A mudança de ciclo político consolidada há um ano com a eleição de Moreno para a presidência, deixou em suspenso a situação de Assange, cujo comportamento dentro de seu confinamento em Londres também começou a se deteriorar, junto com sua saúde, colocando em apuros a diplomacia equatoriana. Após negociações com os Estados Unidos em busca de garantias, Moreno decidiu retirar a proteção de Assange e entregá-lo aos tribunais ingleses para iniciar um complicado processo judicial.

As mudanças políticas no Equador foram, sem dúvida, um fator decisivo no destino de Julian Assange. No fundo, sua captura mostra que Assange é também uma vítima colateral da luta pelo poder no Equador.

Independente do se o seu comportamento problemático e as aparentes violações do acordo de asilo auxiliaram na decisão de entregar Assange às autoridades britânicas, devemos nos perguntar quais são os interesses que exerceram a ordem de busca e captura que pesava sobre ele.

E agora? Um processo justo?

O caso de Assange representa agora um desafio emblemático entre as contradições do sistema. Por um lado, está a luta por alcançar sociedades mais livres que possam acessar informação sem restrições e de forma transparente. Por outro lado, questiona-se e a capacidade dos governos de ocultar informação, tomar decisões secretas e não revelar o que consideram ser conteúdo sensível, roubando assim o direito à informação e à transparência.

Assange cometeu o erro de não enfrentar as primeiras acusações de abuso sexual na Suécia, o que certamente teria resolvido o problema rapidamente.

O fim do asilo e da proteção traz à tona até que ponto um julgamento de Assange não será um julgamento politicamente carregado e, portanto, injusto.

Assange cometeu o erro de não enfrentar as primeiras acusações de abuso sexual na Suécia, o que certamente teria resolvido o problema rapidamente. Refugiar-se na embaixada equatoriana por temer que a justiça o extraditasse para os Estados Unidos, dadas as acusações de revelar segredos, foi um erro.

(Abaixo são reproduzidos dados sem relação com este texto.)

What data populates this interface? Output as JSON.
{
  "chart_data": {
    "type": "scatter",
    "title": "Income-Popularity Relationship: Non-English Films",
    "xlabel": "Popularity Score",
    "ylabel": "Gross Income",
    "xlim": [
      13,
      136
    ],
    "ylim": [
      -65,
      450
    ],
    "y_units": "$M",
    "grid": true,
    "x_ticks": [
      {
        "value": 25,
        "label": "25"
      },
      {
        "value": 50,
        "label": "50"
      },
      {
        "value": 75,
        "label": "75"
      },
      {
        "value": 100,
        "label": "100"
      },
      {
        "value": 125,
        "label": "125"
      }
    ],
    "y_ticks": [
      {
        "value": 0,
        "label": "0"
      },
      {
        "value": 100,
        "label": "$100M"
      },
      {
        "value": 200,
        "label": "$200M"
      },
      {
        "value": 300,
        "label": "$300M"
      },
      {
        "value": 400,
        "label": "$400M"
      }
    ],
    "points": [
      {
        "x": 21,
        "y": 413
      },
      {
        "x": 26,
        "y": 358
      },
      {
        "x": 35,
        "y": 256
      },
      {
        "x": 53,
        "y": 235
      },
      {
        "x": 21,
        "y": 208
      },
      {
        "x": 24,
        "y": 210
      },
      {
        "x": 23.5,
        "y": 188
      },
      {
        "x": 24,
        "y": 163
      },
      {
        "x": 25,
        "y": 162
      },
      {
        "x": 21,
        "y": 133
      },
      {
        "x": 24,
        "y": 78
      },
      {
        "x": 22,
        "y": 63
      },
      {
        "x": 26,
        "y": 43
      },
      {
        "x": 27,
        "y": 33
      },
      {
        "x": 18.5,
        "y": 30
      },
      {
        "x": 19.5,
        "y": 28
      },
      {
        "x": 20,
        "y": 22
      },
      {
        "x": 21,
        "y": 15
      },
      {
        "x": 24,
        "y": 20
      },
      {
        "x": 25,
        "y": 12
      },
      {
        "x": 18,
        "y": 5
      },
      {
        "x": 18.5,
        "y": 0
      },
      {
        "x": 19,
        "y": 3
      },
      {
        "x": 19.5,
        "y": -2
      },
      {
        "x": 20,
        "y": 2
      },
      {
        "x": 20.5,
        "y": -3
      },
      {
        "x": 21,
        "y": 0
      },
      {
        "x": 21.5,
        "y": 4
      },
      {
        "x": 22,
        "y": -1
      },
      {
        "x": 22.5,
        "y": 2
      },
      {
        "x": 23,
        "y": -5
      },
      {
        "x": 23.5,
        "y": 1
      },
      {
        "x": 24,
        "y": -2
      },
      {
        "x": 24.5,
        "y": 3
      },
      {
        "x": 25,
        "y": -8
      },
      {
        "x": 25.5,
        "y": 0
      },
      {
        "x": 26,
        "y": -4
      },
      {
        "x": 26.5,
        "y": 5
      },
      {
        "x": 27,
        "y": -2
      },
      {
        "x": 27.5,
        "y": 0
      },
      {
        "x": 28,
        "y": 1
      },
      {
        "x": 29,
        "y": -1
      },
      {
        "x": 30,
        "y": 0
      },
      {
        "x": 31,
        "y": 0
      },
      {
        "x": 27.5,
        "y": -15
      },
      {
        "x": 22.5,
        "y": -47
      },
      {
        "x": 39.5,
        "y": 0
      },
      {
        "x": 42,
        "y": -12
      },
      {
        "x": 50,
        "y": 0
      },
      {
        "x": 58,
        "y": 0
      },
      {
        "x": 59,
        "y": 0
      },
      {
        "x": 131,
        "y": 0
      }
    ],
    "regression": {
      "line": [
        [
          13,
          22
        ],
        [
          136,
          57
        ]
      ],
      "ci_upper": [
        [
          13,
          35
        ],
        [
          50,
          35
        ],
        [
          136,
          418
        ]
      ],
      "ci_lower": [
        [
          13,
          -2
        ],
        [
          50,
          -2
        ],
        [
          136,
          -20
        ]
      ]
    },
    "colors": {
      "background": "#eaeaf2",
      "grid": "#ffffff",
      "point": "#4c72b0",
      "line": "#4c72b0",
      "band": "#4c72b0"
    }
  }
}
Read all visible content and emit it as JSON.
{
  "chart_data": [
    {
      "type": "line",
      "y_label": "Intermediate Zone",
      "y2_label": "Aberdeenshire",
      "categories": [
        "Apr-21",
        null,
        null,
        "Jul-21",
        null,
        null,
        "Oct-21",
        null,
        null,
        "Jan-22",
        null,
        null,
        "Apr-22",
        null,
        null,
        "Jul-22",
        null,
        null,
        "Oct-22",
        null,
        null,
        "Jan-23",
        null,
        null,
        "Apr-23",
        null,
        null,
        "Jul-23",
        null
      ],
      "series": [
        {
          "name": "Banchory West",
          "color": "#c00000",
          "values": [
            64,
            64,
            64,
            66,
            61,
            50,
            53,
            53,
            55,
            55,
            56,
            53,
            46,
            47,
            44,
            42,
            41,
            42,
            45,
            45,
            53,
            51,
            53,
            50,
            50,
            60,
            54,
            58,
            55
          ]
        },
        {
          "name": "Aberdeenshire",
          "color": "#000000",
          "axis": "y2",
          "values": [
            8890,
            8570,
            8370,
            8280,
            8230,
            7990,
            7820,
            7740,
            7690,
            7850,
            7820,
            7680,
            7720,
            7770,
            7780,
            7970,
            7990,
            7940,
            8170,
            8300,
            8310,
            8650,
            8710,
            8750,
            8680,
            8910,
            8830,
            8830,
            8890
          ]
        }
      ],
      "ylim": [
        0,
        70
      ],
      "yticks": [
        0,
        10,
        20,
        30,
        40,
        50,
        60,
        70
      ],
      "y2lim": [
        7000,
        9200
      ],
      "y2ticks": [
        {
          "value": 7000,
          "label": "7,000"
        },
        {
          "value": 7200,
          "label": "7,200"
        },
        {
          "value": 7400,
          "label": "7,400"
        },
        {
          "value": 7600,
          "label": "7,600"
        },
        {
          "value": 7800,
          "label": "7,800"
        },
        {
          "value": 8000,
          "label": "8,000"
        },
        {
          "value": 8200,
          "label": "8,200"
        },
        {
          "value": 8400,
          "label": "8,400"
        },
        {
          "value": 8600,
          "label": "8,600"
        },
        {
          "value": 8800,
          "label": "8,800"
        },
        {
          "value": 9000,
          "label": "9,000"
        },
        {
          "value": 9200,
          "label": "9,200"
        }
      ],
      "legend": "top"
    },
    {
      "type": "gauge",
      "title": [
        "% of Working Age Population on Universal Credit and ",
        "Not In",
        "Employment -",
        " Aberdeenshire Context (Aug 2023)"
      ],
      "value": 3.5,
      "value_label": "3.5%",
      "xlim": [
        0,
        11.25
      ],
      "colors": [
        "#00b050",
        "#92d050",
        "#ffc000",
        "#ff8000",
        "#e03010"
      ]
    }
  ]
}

Sete anos de confinamento também o transformaram em um instrumento político para muitos, que nem sempre o usaram para aumentar a transparência e a responsabilidade original que o WikiLeaks promoveu, uma causa que conquistou muito apoio pelo mundo.

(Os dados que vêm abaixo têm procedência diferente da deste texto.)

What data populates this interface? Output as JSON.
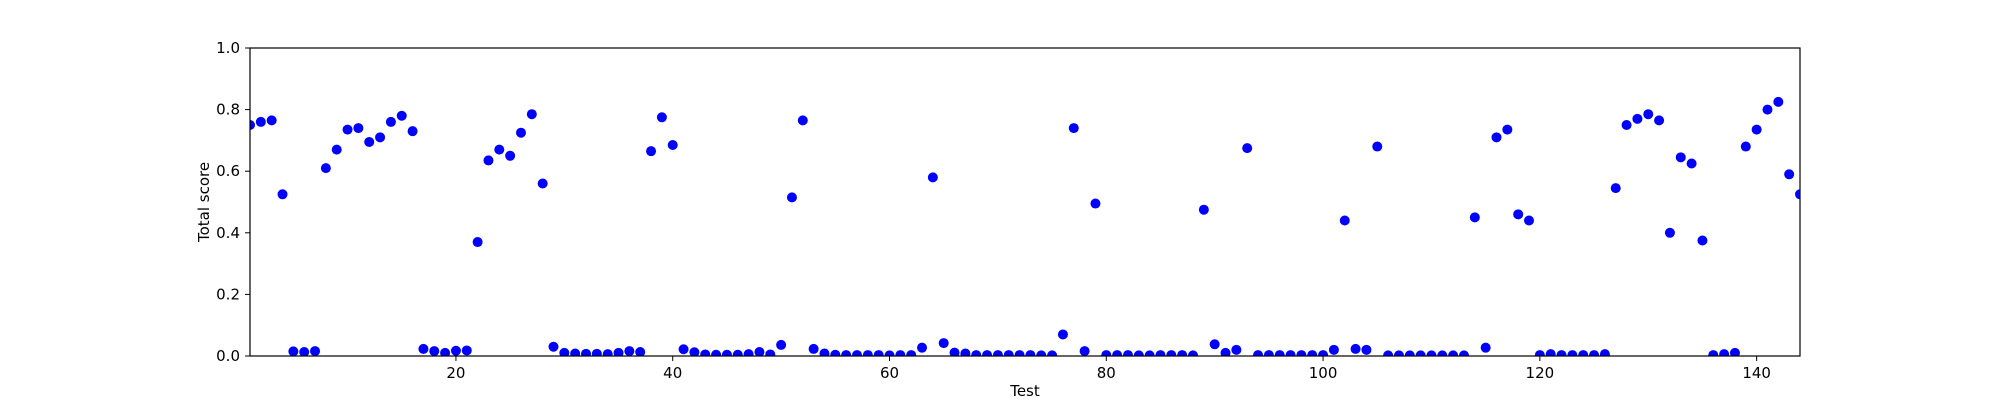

Mas existem tantos interesses políticos em puni-lo que veremos até que ponto a pressão pela condenação de Assange não cegam a justiça. É evidente que o impacto político de destapar verdades ocultas sobre como operam governos como o dos Estados Unidos não é insignificante.

O Repórteres sem Fronteiras disse que o Reino Unido não deve extraditar Assange e que deve fazer prevalecer a liberdade de expressão e a proteção de fontes jornalísticas.

Mas a realidade é que Assange já foi condenado a sete anos por evadir a justiça, e agora aguarda sua primeira aparição no dia 2 de maio perante a Corte de Magistrados de Westminster para tratar da sua possível extradição.

Edison Lanza, relator da Corte Interamericana de Direitos Humanos, enfatiza a questão subjacente: além do papel de Assange, o que é realmente importante aqui é o princípio de que os jornalistas não devem ser penalizados por publicar informações de interesse público.

Mas o que acontece se essa informação puder ser posteriormente usada para fins políticos não democráticos por governos ou outros atores não-estatais que se distinguem pela sua falta de respeito à liberdade de informação? Esse é outro assunto que deve ser refletido, mas não deve impedir que Assange tenha um julgamento justo.